In vivo cardiac Intravoxel Incoherent Motion Imaging (IVIM) offers the potential to estimate myocardial perfusion without the need for contrast agents. The IVIM parameter estimates, however, suffer from low signal-to-noise ratio, patient motion and are depending on imaging settings as well as on diffusion gradient shapes. In the present work, further evidence is presented that estimation of perfusion using a second-order motion compensated diffusion weighted sequence in the in vivo human heart is possible.
The concept of Intravoxel Incoherent Motion (IVIM) imaging (1) in the heart has gained significant interest in recent years (2,3) as it provides a contrast agent free method for estimating tissue perfusion. The IVIM model has been extended for partially coherent blood flow (4,5) and applied to a number of studies in various organs (6,7). The impact of vascular perfusion on the diffusion weighted signal depends on imaging parameters and sequence design (4,8) and is hence subject to discussion.
The objective of the present work was to implement cardiac IVIM using a second-order motion compensated diffusion weighted spin-echo approach in conjunction with a dual inversion pre-pulse for blood suppression (black-blood) to validate the IVIM model in the beating human heart.

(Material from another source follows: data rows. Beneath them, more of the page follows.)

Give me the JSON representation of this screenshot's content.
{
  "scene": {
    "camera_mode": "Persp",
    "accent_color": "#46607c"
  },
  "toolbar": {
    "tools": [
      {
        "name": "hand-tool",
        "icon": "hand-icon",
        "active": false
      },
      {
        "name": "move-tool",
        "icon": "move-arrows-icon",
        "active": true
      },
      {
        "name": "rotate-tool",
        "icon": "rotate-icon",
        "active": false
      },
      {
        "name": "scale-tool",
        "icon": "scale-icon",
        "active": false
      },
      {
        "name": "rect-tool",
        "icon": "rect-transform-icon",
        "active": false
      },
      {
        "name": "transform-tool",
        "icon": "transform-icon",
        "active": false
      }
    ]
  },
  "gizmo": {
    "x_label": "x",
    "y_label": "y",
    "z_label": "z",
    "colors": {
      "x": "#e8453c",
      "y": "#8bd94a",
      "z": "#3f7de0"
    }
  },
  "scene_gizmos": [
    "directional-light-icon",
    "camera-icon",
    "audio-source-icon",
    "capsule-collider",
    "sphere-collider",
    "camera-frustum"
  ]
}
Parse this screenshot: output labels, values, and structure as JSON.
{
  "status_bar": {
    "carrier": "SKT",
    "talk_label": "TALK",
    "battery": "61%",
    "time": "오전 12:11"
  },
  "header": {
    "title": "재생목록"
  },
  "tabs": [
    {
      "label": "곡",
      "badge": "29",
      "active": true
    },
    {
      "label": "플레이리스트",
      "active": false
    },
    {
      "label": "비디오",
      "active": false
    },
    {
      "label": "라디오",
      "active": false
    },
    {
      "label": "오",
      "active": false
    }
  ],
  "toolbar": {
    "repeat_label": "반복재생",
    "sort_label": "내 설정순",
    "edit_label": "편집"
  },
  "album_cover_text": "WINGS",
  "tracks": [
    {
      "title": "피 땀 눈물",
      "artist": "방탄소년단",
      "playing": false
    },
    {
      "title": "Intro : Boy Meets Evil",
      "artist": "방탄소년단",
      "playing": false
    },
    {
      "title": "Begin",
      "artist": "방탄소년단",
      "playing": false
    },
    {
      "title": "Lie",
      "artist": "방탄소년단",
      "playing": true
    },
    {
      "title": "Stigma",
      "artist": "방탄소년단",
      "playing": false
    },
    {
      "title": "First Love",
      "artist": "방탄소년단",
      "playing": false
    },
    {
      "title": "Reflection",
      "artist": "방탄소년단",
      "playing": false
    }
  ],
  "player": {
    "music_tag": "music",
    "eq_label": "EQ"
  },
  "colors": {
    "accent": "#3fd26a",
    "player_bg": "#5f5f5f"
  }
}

A second-order motion compensated diffusion weighted spin-echo EPI sequence (Figure 1) (9) was used on a 1.5T Philips Achieva system (Philips Healthcare, Best, The Netherlands) equipped with a 32-channel cardiac receiver coil array and a gradient system delivering 80mT/m at 100mT/m/ms.
Data from healthy volunteers (3 males, mean age 27years, mean weight 75kg, mean heart rate 61beats/min) were acquired. A short-axis slice at mid-ventricular level was prescribed and diffusion images were obtained with following parameters: spatial resolution: 2.4×2.4mm2, slice thickness: 10mm, reduced field-of-view (FOV): 230×105mm2, TR/TE: 2R-R/99ms, 4 signal averages, spectral-spatial water-only excitation. Diffusion encoding was performed using 15 b-values (range: 0-300s/mm2) acquired along six diffusion encoding directions (10) during cardiac contraction (50% end systole). Imaging was performed during free breathing with automatic slice tracking by using a navigator pencil beam on the right hemi-diaphragm. The total scan time was 11:20min at a heart rate of 60bpm.
In order to assess the impact of perfusing blood in tissue, a switchable black-blood dual-inversion pulse was incorporated into the sequence (Figure 1). The inversion delay time TI in Eq. [1] was set to minimize longitudinal magnetization of blood at the excitation pulse of the imaging block:
$$TI=-T1\cdot log\left[1/2\cdot \left(1+exp(-TR/T1)\right)\right], \qquad [1]$$
where T1 is the longitudinal relaxation constant of blood (1441ms, (11)) and TR is set to two R-R intervals. Diffusion imaging with identical imaging parameters was repeated subsequently without black-blood preparation as reference.
In post-processing, image registration of diffusion weighted images was performed (12, 13) to correct for residual respiratory motion induced geometrical inconsistency. In addition, image intensities were corrected to account for variations of the effective repetition time TR as a result of varying heart rate. Complex averaging of the respective signal averages and diffusion directions was performed (14). For parameter regression, a modified segmented least-squares approach was implemented (15) in Matlab (Natick, MA). The signal S(b) was fitted using the IVIM model in Eq. [2] with reference intensity S0, diffusion encoding strength b, diffusion coefficient D, perfusion fraction f and pseudo-diffusion coefficient D*:
$$S(b)=S_0 \left[f\cdot exp(-bD^{*})+(1-f)\cdot exp(-bD)\right] \qquad [2]$$
Mean values of the IVIM parameters and ranges are reported. Mann-Whitney-U-Tests are used to test significanct differences between the two measurements.